La medida tiene relevancia para los cerca de tres millones de colombianos que, según estimaciones de Migración Colombia, viven fuera del país. Buena parte de ellos cotizó a sistemas de seguridad social extranjeros durante su estancia y ahora enfrenta el dilema de cómo recuperar ese dinero o cómo aprovecharlo para su vejez. El reconocimiento de las semanas en el exterior ofrece una respuesta a esa inquietud.
Los convenios de seguridad social son acuerdos bilaterales o multilaterales que buscan proteger a los trabajadores migrantes. Su principio central es la igualdad de trato: el cotizante en el exterior accede a los mismos derechos que un ciudadano del país receptor. Cuando el trabajador regresa, el tiempo acumulado se preserva y se puede articular con la historia laboral local.
Para acceder al beneficio, el interesado debe acreditar las cotizaciones realizadas en el país de origen mediante los certificados oficiales que expide la entidad de seguridad social correspondiente. Luego, en Colombia, debe presentar esa documentación ante la administradora de pensiones a la que esté afiliado o ante Colpensiones, según el caso, para que se adelante el trámite de totalización.
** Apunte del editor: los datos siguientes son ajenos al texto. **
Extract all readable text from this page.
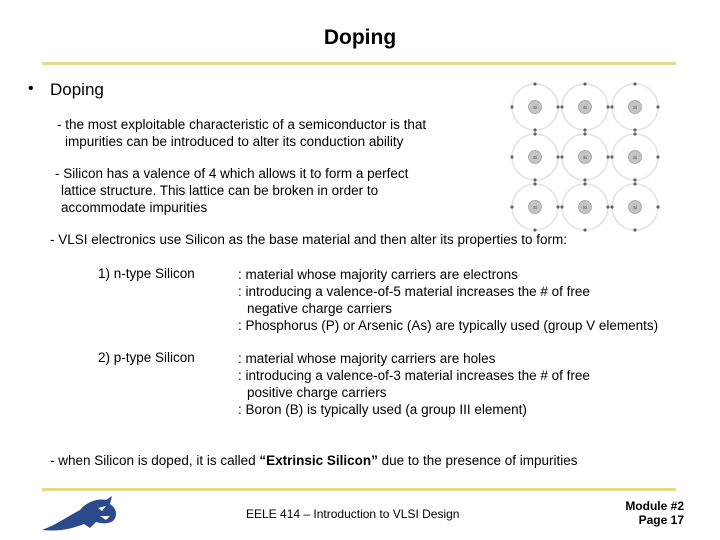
Doping
• Doping
- the most exploitable characteristic of a semiconductor is that
impurities can be introduced to alter its conduction ability
- Silicon has a valence of 4 which allows it to form a perfect
lattice structure. This lattice can be broken in order to
accommodate impurities
Si	Si	Si
Si	Si	Si
Si	Si	Si
- VLSI electronics use Silicon as the base material and then alter its properties to form:
1) n-type Silicon	: material whose majority carriers are electrons
: introducing a valence-of-5 material increases the # of free
negative charge carriers
: Phosphorus (P) or Arsenic (As) are typically used (group V elements)
2) p-type Silicon	: material whose majority carriers are holes
: introducing a valence-of-3 material increases the # of free
positive charge carriers
: Boron (B) is typically used (a group III element)
- when Silicon is doped, it is called “Extrinsic Silicon” due to the presence of impurities
EELE 414 – Introduction to VLSI Design
Module #2
Page 17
La ampliación del reconocimiento de cotizaciones en el extranjero también tiene implicaciones para las finanzas del sistema pensional colombiano. Al sumar semanas de otros países, más trabajadores podrían cumplir los requisitos y acceder a una pensión, lo que a su vez aumenta el número de beneficiarios. Expertos en seguridad social han señalado que este tipo de decisiones requiere un análisis cuidadoso del equilibrio actuarial del sistema.
Desde el punto de vista de los ciudadanos, la principal ventaja es práctica: el migrante retornado no queda en un limbo donde sus aportes internacionales no le sirven para nada. También reduce la tramitología y le da certeza sobre sus derechos, algo especialmente valioso para los adultos mayores que regresan al país después de décadas fuera.
Quedan pendientes algunos puntos sobre los alcances de la medida. El Gobierno deberá precisar con cuáles países existen convenios vigentes y qué naciones están en proceso de adhesión. También será clave conocer si la medida incluye a trabajadores que laboraron en el exterior de manera informal o por cortos periodos, pues esos casos pueden quedar por fuera del reconocimiento.
La decisión se inscribe en una tendencia regional más amplia: varios países de América Latina han ajustado sus normas pensionales para adaptarse a la realidad de poblaciones altamente móviles. Colombia, con una de las diásporas más grandes del continente, avanza en esa misma dirección al facilitar la articulación de los aportes hechos afuera con el sistema local.